Abdul Aziz al-Hakim |
Wiki |
Sayyed Abdul Aziz al-Hakim (Arabic: سید عبد العزيز الحكيم) (1950 - August 26, 2009 in Tehran, Iran) was an Iraqi theologian and politician and the leader of Islamic Supreme Council of Iraq, the largest political party in the Iraqi Council of Representatives.
He was a member of the United States-appointed Iraqi Governing Council and served as its president in December 2003. Brother of the Shia leader Mohammed Baqir al-Hakim, he replaced him as leader of the Supreme Council for the Islamic Revolution in Iraq when Mohammed Baqir was assassinated in August 2003 in Najaf.

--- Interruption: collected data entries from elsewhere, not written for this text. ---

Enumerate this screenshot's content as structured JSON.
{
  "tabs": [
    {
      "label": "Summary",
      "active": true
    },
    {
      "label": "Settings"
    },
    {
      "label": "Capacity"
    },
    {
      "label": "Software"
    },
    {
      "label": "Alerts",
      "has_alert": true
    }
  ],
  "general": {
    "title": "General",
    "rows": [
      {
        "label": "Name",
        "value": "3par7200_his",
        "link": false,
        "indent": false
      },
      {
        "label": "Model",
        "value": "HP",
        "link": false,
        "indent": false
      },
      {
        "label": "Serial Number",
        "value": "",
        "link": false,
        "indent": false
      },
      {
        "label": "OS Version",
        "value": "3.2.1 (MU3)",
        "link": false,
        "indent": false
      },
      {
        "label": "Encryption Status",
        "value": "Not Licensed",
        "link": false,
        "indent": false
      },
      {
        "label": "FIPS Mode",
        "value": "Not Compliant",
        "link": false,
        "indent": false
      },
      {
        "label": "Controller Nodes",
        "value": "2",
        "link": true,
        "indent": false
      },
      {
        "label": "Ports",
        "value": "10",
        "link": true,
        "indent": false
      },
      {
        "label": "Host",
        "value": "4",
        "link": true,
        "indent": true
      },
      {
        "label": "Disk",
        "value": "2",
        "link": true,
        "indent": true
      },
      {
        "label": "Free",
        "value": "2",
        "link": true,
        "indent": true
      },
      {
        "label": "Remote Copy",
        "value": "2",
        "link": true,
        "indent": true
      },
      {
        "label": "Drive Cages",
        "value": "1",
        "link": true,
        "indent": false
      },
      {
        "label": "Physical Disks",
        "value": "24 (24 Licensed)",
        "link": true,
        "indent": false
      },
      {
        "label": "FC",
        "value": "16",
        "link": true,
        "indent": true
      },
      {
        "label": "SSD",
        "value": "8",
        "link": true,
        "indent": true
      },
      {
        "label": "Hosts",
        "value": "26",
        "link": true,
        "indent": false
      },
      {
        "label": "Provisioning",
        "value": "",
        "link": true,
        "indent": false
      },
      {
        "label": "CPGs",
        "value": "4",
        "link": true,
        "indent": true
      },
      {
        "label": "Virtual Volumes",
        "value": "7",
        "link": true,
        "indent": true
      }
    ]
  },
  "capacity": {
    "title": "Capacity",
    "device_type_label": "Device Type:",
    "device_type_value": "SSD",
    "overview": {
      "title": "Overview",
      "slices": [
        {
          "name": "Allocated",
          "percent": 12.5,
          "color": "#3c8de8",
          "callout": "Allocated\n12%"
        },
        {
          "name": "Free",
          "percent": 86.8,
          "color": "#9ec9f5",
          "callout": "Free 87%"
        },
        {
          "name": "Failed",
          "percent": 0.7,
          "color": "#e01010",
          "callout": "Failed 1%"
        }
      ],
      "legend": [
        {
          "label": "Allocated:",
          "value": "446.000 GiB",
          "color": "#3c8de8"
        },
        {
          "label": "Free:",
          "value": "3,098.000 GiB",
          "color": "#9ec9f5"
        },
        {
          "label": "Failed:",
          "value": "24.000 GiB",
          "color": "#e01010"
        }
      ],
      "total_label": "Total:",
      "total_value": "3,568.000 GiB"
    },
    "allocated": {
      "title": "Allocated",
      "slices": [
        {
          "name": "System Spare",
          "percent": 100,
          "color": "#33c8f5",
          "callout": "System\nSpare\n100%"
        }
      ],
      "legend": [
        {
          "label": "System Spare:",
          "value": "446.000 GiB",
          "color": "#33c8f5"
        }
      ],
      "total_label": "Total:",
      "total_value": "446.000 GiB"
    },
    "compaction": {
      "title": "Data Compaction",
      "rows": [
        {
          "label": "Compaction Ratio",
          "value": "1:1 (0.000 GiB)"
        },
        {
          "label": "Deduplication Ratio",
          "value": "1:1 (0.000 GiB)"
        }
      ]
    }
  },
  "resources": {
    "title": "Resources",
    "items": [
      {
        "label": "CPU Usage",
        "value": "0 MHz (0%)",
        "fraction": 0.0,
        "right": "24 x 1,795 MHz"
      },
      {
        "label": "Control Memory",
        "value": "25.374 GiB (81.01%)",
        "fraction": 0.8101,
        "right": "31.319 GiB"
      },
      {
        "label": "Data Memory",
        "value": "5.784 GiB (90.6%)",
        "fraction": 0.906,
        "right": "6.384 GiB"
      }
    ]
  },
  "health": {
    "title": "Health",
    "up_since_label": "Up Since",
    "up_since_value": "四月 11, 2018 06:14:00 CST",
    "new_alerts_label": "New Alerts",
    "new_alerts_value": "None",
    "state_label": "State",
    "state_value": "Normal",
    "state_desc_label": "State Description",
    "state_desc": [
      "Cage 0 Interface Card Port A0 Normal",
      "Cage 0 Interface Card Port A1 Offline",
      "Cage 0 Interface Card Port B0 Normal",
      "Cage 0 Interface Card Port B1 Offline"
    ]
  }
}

He was born in 1953, the son of Grand Ayatollah Muhsin Al-Hakim. Raised in Najaf and then received his theological education through the religious school there, known as the Hawza. He was married to the daughter of Mohammed Hadi al-Sadr and he was the father of two girls and two boys. His son Muhsin Abdul Aziz al-Hakim was a political adviser for him while his other son Ammar al-Hakim is the Secretary General of Al-Mihrab Martyr Foundation. Seven of Abdul Aziz al-Hakim brothers have been killed, six of them on the orders of Saddam Hussein.